Gesperrte personenbezogene Daten sind gesondert aufzubewahren. Ist dies mit einem vertretbaren Aufwand nicht möglich, sind die gesperrten Daten besonders zu kennzeichnen.

(4) Personenbezogene Daten dürfen nicht automatisiert verarbeitet werden, soweit die Betroffenen hiergegen bei der verantwortlichen Stelle widersprechen und eine Prüfung ergibt, dass das schutzwürdige Interesse der Betroffenen wegen ihrer besonderen persönlichen Situation das Interesse der verantwortlichen Stelle an der Verarbeitung überwiegt.
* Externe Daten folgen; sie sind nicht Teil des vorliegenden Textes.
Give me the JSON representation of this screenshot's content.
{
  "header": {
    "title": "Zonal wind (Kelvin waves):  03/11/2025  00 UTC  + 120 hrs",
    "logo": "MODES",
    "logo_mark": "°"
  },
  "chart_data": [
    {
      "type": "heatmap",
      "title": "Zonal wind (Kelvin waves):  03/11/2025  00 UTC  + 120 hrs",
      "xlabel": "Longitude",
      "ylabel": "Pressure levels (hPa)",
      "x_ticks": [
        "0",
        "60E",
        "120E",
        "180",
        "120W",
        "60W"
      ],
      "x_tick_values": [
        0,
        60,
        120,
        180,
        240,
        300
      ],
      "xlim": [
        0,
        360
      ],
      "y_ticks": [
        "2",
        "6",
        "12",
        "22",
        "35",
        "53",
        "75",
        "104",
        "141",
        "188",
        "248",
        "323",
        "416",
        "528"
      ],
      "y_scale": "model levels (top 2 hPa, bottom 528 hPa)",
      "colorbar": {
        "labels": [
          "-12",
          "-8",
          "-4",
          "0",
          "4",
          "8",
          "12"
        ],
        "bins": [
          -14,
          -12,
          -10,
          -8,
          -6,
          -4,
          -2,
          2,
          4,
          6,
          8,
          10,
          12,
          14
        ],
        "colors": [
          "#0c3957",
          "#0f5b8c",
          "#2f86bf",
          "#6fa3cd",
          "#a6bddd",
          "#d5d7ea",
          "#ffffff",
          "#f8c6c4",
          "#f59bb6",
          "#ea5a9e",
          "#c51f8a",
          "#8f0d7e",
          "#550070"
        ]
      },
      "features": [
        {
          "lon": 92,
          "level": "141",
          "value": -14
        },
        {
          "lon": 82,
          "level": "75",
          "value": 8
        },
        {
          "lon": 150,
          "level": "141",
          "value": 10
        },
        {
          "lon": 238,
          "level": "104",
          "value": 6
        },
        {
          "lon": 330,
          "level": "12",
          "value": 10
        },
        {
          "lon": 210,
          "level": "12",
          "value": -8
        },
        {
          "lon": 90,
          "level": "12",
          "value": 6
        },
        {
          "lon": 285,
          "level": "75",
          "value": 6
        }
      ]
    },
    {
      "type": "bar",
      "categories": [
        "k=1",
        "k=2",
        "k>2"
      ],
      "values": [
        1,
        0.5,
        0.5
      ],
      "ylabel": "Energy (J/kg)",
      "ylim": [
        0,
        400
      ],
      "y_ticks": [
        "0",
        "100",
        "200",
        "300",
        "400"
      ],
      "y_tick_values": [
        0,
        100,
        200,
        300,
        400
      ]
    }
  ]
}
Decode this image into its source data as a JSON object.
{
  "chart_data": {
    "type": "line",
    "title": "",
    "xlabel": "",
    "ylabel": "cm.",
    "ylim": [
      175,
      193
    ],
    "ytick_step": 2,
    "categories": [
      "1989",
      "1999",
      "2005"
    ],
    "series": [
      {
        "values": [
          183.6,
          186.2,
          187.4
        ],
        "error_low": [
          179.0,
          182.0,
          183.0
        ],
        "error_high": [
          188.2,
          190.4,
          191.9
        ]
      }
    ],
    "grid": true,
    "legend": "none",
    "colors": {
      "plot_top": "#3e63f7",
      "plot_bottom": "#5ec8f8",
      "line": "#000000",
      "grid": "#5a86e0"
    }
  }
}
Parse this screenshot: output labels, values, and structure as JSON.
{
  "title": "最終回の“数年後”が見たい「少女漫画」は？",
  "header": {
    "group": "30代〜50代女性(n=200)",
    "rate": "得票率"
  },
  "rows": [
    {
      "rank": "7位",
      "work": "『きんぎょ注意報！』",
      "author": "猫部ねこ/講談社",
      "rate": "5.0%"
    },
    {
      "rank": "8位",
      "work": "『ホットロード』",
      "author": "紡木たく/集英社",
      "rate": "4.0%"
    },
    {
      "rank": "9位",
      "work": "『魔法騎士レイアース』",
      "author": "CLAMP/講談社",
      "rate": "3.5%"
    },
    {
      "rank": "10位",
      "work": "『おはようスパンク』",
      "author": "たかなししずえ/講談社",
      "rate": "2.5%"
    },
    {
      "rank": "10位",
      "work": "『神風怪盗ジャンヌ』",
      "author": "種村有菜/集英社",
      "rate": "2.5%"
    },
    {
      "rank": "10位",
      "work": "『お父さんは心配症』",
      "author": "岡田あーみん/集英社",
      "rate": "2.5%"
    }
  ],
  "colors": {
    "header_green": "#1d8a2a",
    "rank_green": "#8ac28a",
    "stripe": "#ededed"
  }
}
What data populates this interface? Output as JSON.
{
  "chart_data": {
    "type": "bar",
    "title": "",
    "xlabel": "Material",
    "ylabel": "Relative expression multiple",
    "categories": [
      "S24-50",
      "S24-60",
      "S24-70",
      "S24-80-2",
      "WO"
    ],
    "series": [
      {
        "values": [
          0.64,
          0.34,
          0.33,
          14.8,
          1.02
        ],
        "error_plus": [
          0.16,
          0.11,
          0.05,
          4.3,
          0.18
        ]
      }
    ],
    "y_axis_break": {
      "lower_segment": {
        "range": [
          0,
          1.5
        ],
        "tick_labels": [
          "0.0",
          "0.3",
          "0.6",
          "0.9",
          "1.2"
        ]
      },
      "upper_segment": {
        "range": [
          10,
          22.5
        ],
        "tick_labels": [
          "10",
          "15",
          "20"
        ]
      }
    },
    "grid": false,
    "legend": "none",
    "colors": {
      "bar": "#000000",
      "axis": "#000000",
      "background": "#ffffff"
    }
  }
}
Satz 1 gilt nicht, wenn eine Rechtsvorschrift zur Verarbeitung der personenbezogenen Daten verpflichtet.

(5) Gesperrte personenbezogene Daten dürfen ohne Einwilligung der Betroffenen nur genutzt oder übermittelt werden, wenn dies zur Behebung einer bestehenden Beweisnot oder aus sonstigen im überwiegenden Interesse der verantwortlichen Stelle oder Dritter liegenden Gründen unerlässlich ist und die Daten hierfür verarbeitet werden dürften, wenn sie nicht gesperrt wären. Die Gründe für die Nutzung oder Übermittlung gesperrter personenbezogener Daten sind zu dokumentieren.

(6) Von der Berichtigung unrichtiger Daten, der Sperrung bestrittener Daten sowie der Löschung oder Sperrung wegen Unzulässigkeit der Speicherung sind die Stellen zu unterrichten, denen diese Daten übermittelt oder innerhalb der verantwortlichen Stelle weitergegeben worden sind. Die Unterrichtung kann unterbleiben, wenn sie einen unverhältnismäßigen Aufwand erfordern würde und kein Grund zu der Annahme besteht, dass dadurch schutzwürdige Interessen der Betroffenen beeinträchtigt werden.